For days it has been on my mind and each time it intrudes I tell myself “leave it outside the off-stump Chisholm, you have too much on your plate to do” The intruder is the urge to write a bit about the televised Chauvin trial re George Floyd’s death.
So, I just took a lunch break shortly after noon and watched yet again a piece of the trial while eating and decided to write. Not that it will get to anyone in the USA remotely connected with the trial but more as an exercise in critical thinking for my current online JTS class and others in my homeland, Jamaica.
Shortly after Floyd’s death I offered a line of reasoning in a critical thinking webinar I conducted, amidst the different causes of death from the State’s medical examiner and the private examiner hired my Floyd’s family.
I told the group that while I am neither a lawyer nor a medical examiner, common sense or a little logical reasoning alone would dismiss the cause of death from the state’s medical examiner which appealed to Floyd’s medical history of drug abuse, heart issues, diabetes, etc.
For me then as now those did not, indeed could not, qualify as causes of his death because he was alive with those issues when he was just arrested, still alive when tackled and handcuffed on the ground, still alive when Chauvin began kneeling on his neck but died later while Chauvin was still kneeling on his neck.

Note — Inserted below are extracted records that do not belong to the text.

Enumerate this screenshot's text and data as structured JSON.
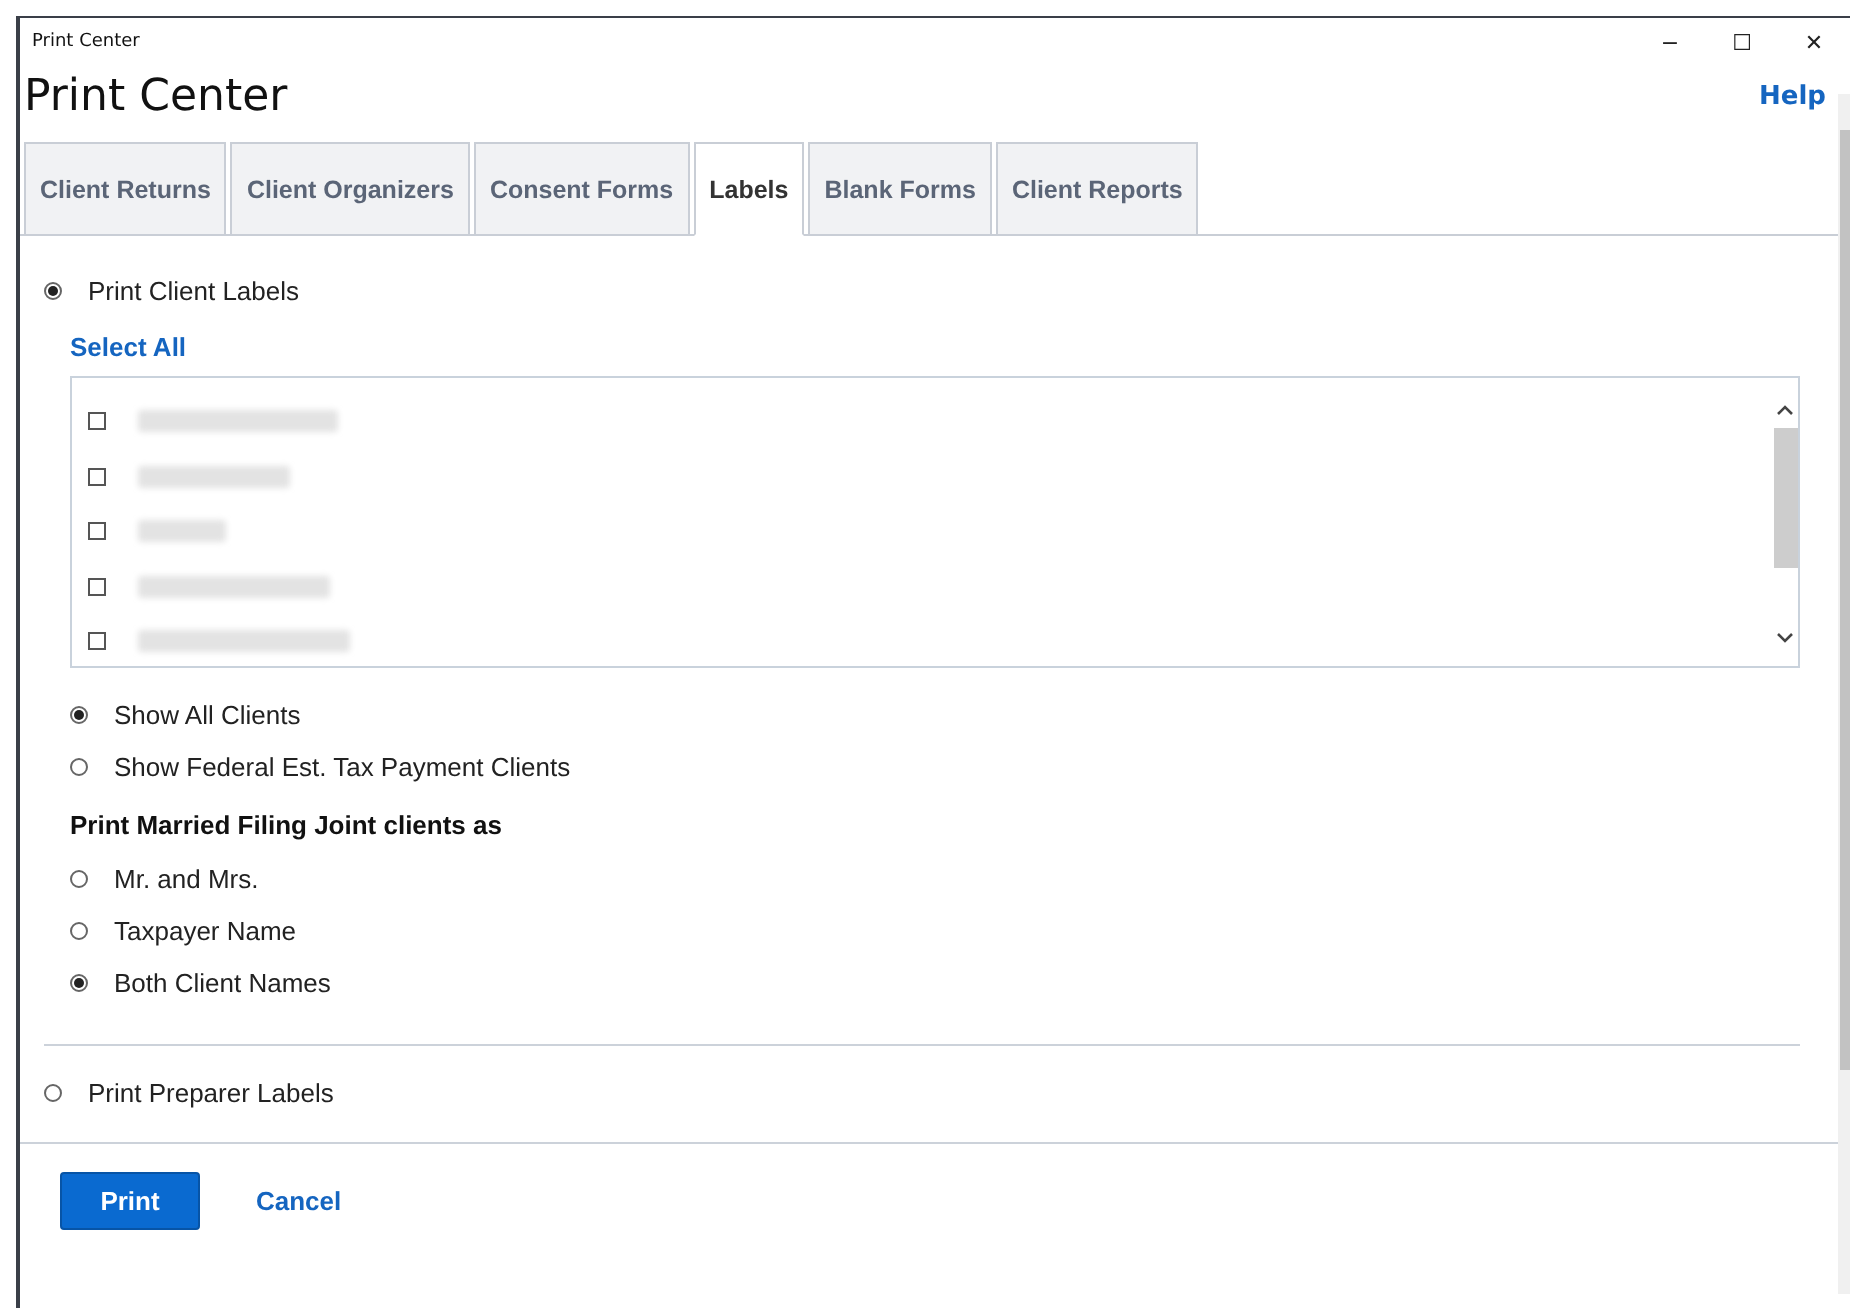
{
  "window": {
    "title": "Print Center",
    "controls": [
      "−",
      "☐",
      "✕"
    ]
  },
  "header": {
    "title": "Print Center",
    "help": "Help"
  },
  "tabs": [
    {
      "label": "Client Returns",
      "selected": false
    },
    {
      "label": "Client Organizers",
      "selected": false
    },
    {
      "label": "Consent Forms",
      "selected": false
    },
    {
      "label": "Labels",
      "selected": true
    },
    {
      "label": "Blank Forms",
      "selected": false
    },
    {
      "label": "Client Reports",
      "selected": false
    }
  ],
  "client_labels": {
    "label": "Print Client Labels",
    "selected": true,
    "select_all": "Select All",
    "clients": [
      {
        "checked": false
      },
      {
        "checked": false
      },
      {
        "checked": false
      },
      {
        "checked": false
      },
      {
        "checked": false
      }
    ],
    "filter": [
      {
        "label": "Show All Clients",
        "selected": true
      },
      {
        "label": "Show Federal Est. Tax Payment Clients",
        "selected": false
      }
    ],
    "mfj_heading": "Print Married Filing Joint clients as",
    "mfj_options": [
      {
        "label": "Mr. and Mrs.",
        "selected": false
      },
      {
        "label": "Taxpayer Name",
        "selected": false
      },
      {
        "label": "Both Client Names",
        "selected": true
      }
    ]
  },
  "preparer_labels": {
    "label": "Print Preparer Labels",
    "selected": false
  },
  "buttons": {
    "print": "Print",
    "cancel": "Cancel"
  }
}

I now borrow unashamedly from my former Seminary classmate Albert Morris’ published column in both of our newspapers in Jamaica titled ‘A Little Logic’ (January, 2021)
Morris put in more philosophical terms what I said in my webinar. He urged:
“There is an acute difference between a cause and a condition and confusing the two is a mistake (fallacy) in logic. So, ponder the two fallacies below from Geisler and Brooks [Come Let us Reason]:
1. The fallacy of confusing cause and condition – owing to lack of clarity on what a cause is as opposed to a condition. ‘A condition is a necessary [factor] for the effect to occur. It is the stage that must be set. The play cannot happen without it, but it does not cause the play. A cause is a necessary and sufficient [factor] for the effect to occur…” ( emphasis added)
2. The fallacy of confusing various kinds of causes
[Of the various kinds the key is] an efficient cause – that which makes things happen. Efficient causes have two species, primary and secondary.”
But Morris did a delightful extra, he provided an illustration to show the difference between condition and cause and especially the role of an efficient cause. He wrote: “You are seeking a parking space and spot one on a downward slope behind a longish line of cars parked almost bumper to bumper, with the front car at the edge of a well known gully or precipice. You are not sure if you should take it given the precarious nature of the front car but in your desperation you decide to take a chance. As you edge closer and closer behind the car at the back your judgement or eyesight goes awry and you hit, albeit slightly, the bumper of the car before which pushes it ever so slightly forward triggering a domino effect of cars moving forward against he car ahead and you see the front car toppling over the edge into the gully/precipice.
You are the efficient cause of that accident because you made the accident happen. Before your arrival, though the front car was parked precariously near the edge of the gully it never went over until after your car set off the domino effect. All of the cars parked before you simply constituted a condition necessary to the accident but they were not sufficient for the accident to have happened…
So then, an efficient cause must be shown to be both necessary and sufficient to explain an effect. Necessary meaning. the effect cannot be explained without it and sufficient meaning, nothing else need be appealed to, to explain the effect adequately.”
Listening during my lunch break today (approximately 12:20 EST) to a Forensic Pathologist on the witness stand, carefully nuancing her answers to the defense attorney for Chauvin, I said to myself, would that they all knew a little logic at least.
Morris in his column voiced an opinion similar to my own conclusion during my webinar, namely that Floyd’s medical history may constitute a condition of his death but Chauvin’s kneeling on his neck for so long was the efficient cause of his death.